30 milyon nüfusa sahip olan ve ülkenin neredeyse yarısının açlık sınırında yaşadığı Nepal'de şahit olduğu sıkıntıları anlatan IHH Kadın Kolları Başkanı Fatma Türk, ülkenin ekonomik anlamda ciddi sıkıntılarla karşı karşıya olduğunu ve Müslümanların da bu olumsuzluklardan en çok etkilenen kesim olduğunu belirtti.
Dünyanın en fakir ülkelerinden birisi olan Nepal'de yaşayan Müslümanlar, maddi ve manevi anlamda kendilerine uzanacak yardım eli bekliyor. Müslüman olduktan sonra kendi akrabaları ve çevreleri tarafından dışlanan Nepalli Müslümanlar, yaşadıklarıyla İslam'ın ilk neşet ettiği topraklar olan Mekke döneminde yaşananları hatırlatıyor.
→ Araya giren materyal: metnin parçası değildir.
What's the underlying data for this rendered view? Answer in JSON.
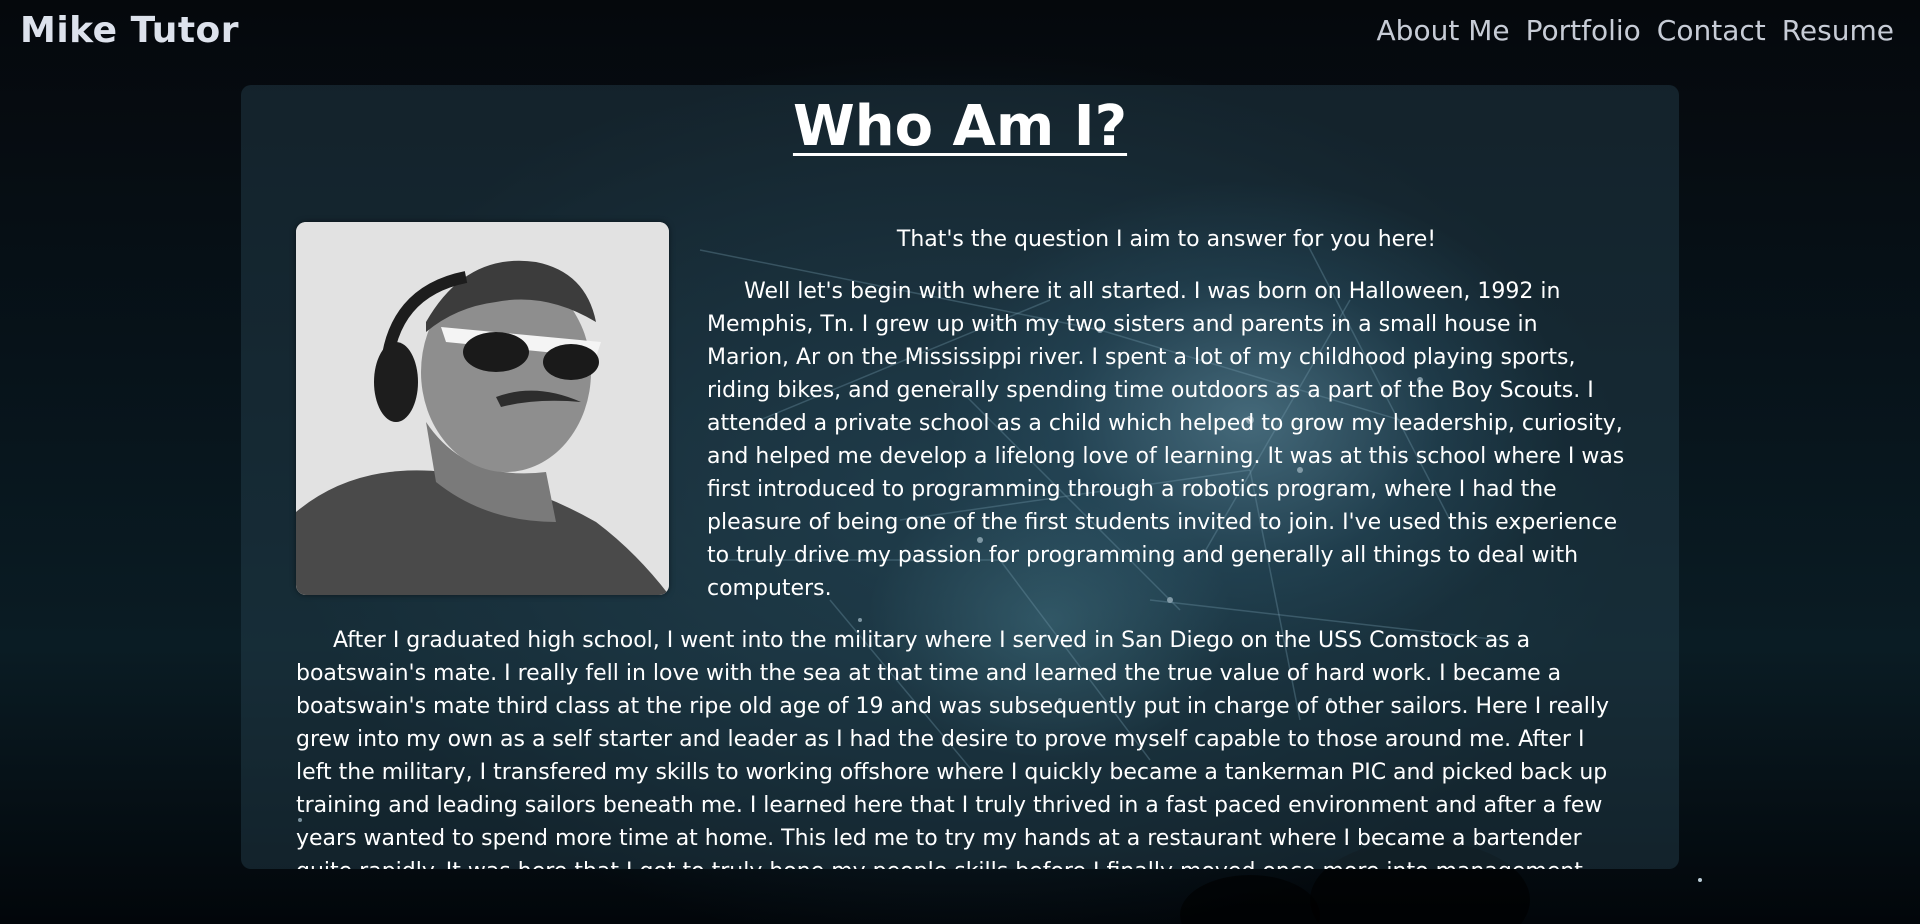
{
  "navbar": {
    "brand": "Mike Tutor",
    "links": [
      "About Me",
      "Portfolio",
      "Contact",
      "Resume"
    ]
  },
  "about": {
    "title": "Who Am I?",
    "intro": "That's the question I aim to answer for you here!",
    "paragraphs": [
      "Well let's begin with where it all started. I was born on Halloween, 1992 in Memphis, Tn. I grew up with my two sisters and parents in a small house in Marion, Ar on the Mississippi river. I spent a lot of my childhood playing sports, riding bikes, and generally spending time outdoors as a part of the Boy Scouts. I attended a private school as a child which helped to grow my leadership, curiosity, and helped me develop a lifelong love of learning. It was at this school where I was first introduced to programming through a robotics program, where I had the pleasure of being one of the first students invited to join. I've used this experience to truly drive my passion for programming and generally all things to deal with computers.",
      "After I graduated high school, I went into the military where I served in San Diego on the USS Comstock as a boatswain's mate. I really fell in love with the sea at that time and learned the true value of hard work. I became a boatswain's mate third class at the ripe old age of 19 and was subsequently put in charge of other sailors. Here I really grew into my own as a self starter and leader as I had the desire to prove myself capable to those around me. After I left the military, I transfered my skills to working offshore where I quickly became a tankerman PIC and picked back up training and leading sailors beneath me. I learned here that I truly thrived in a fast paced environment and after a few years wanted to spend more time at home. This led me to try my hands at a restaurant where I became a bartender quite rapidly. It was here that I got to truly hone my people skills before I finally moved once more into management."
    ]
  }
}
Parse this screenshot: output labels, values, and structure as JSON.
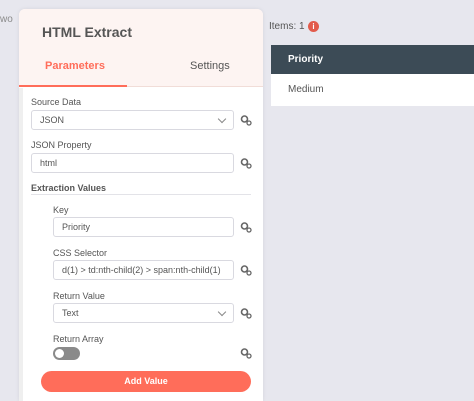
{
  "background_hint": "wo",
  "panel": {
    "title": "HTML Extract",
    "tabs": [
      {
        "label": "Parameters",
        "active": true
      },
      {
        "label": "Settings",
        "active": false
      }
    ]
  },
  "fields": {
    "source_data": {
      "label": "Source Data",
      "value": "JSON"
    },
    "json_property": {
      "label": "JSON Property",
      "value": "html"
    },
    "extraction_values_title": "Extraction Values",
    "key": {
      "label": "Key",
      "value": "Priority"
    },
    "css_selector": {
      "label": "CSS Selector",
      "value": "d(1) > td:nth-child(2) > span:nth-child(1)"
    },
    "return_value": {
      "label": "Return Value",
      "value": "Text"
    },
    "return_array": {
      "label": "Return Array",
      "value": false
    },
    "add_value_label": "Add Value"
  },
  "output": {
    "items_label": "Items: 1",
    "info_icon": "i",
    "columns": [
      "Priority"
    ],
    "rows": [
      [
        "Medium"
      ]
    ]
  },
  "colors": {
    "accent": "#ff6d5a",
    "table_header": "#3c4b56",
    "info": "#e25b4b"
  },
  "icons": [
    "gear-icon",
    "chevron-down-icon",
    "info-icon"
  ]
}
6 kişilik bir ekiple Nepal'e giderek yaptıkları çalışmaları yerinde görmek isteyen IHH Kadın Kolları Başkanı Fatma Türk, bölgedeki Müslümanların yaşadıkları sıkıntıları İLKHA'ya anlattı.
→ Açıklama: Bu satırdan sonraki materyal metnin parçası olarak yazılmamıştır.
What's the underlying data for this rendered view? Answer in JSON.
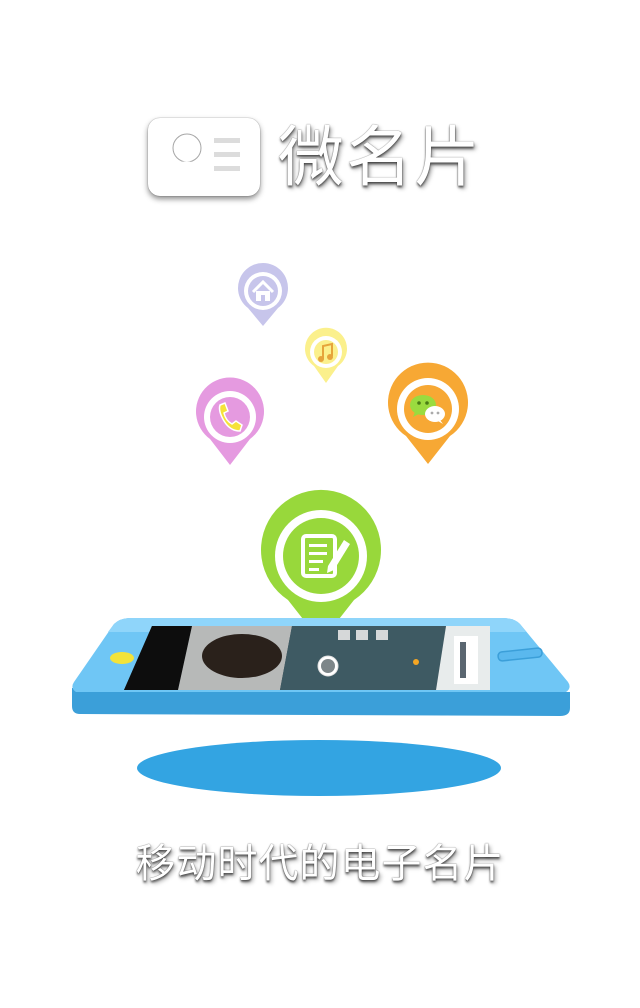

2008 yılından bu yana bölgede çalışma yürüttüklerini ifade eden Türk, "Nepal, din turizmi ile tanınan bir yer ama gördük ki aslında Nepal dünyanın en fakir coğrafyalarından birisidir." dedi.
"Müslümanların yüzde 41'i açlık sınırında yaşıyor"
Yaptıkları çalışmalar kapsamında Asya ülkelerinden 15 tanesine gittiğini ve Nepal'in Bangladeş'ten sonra o bölgenin en fakir ülkesi olduğunu dile getiren Türk, "Nepal'in nüfusu yaklaşık 30 milyon. Nüfusun yüzde 81'i Hindu, yüzde 9'u Budist, yaklaşık yüzde 4,5'i Müslüman. Geri kalanları da farklı dinlere mensup kişilerden oluşuyor. Nepal'de bizi olumsuz yönde etkileyen şey ekonomik durumdu. Ülkenin yarısı açlık sınırında yaşıyor. Müslümanların da yüzde 41'i açlık sınırında yaşıyor. Nepal'in başkentinde de belediyecilik hizmeti göremedik. Yollar yok denecek kadar kötü durumda. Orada asfaltlı yol neredeyse yok, sadece başkent Katmandu'da gördüm. Çok ciddi bir şekilde mağdur olan bir ülke ve Müslümanların da bunların arasında en ihtiyaç sahibi olan grup olduğunu söyleyebiliriz." ifadelerini kullandı.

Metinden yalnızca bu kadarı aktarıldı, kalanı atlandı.